Une compétition mondiale sous tension avant les phases décisives
La Coupe du monde féminine 2026, dont la phase finale se déroule au Canada, aux États-Unis et au Mexique, entre dans une phase cruciale. Après les huitièmes de finale prévus ce week-end, les quarts de finale sont programmés pour les 7 et 8 juillet, suivis des demi-finales le 12 juillet. La finale est quant à elle prévue le 19 juillet à New York, dans le mythique stade de MetLife.

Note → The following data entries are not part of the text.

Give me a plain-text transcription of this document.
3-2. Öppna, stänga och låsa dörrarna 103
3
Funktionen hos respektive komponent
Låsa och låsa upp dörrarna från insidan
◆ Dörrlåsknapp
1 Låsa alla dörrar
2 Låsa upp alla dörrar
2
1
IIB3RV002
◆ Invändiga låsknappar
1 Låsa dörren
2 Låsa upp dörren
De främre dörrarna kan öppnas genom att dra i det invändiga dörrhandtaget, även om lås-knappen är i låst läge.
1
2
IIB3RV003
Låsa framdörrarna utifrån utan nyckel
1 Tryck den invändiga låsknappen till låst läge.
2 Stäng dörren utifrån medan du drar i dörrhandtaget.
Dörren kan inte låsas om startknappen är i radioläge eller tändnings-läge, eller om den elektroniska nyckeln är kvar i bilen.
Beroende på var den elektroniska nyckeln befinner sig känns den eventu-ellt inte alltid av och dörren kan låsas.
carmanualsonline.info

Parmi les favoris, les États-Unis, tenants du titre, et l’Angleterre, finaliste en 2023, restent sous haute surveillance. La France, l’Espagne et le Japon comptent également parmi les prétendantes sérieuses au titre. Pour l’Allemagne, dont le parcours s’annonce incertain sans Nagelsmann, la pression sera d’autant plus forte de montrer qu’elle peut rebondir malgré cette turbulence.
Reste à voir si ces deux actualités du 3 juillet ne sont que le prélude à des rebondissements plus importants dans les jours à venir. Une chose est sûre : la Coupe du monde féminine 2026 continue de tenir ses promesses en termes de spectacle et d’émotions.
Plusieurs noms circulent déjà, notamment ceux de Julian Nagelsmann lui-même pour un poste en club ou en sélection, ainsi que des entraîneurs expérimentés comme Thomas Tuchel ou Ralf Rangnick. La Fédération allemande de football (DFB) n’a pour l’instant communiqué aucun nom, mais une annonce rapide est attendue dans les prochains jours.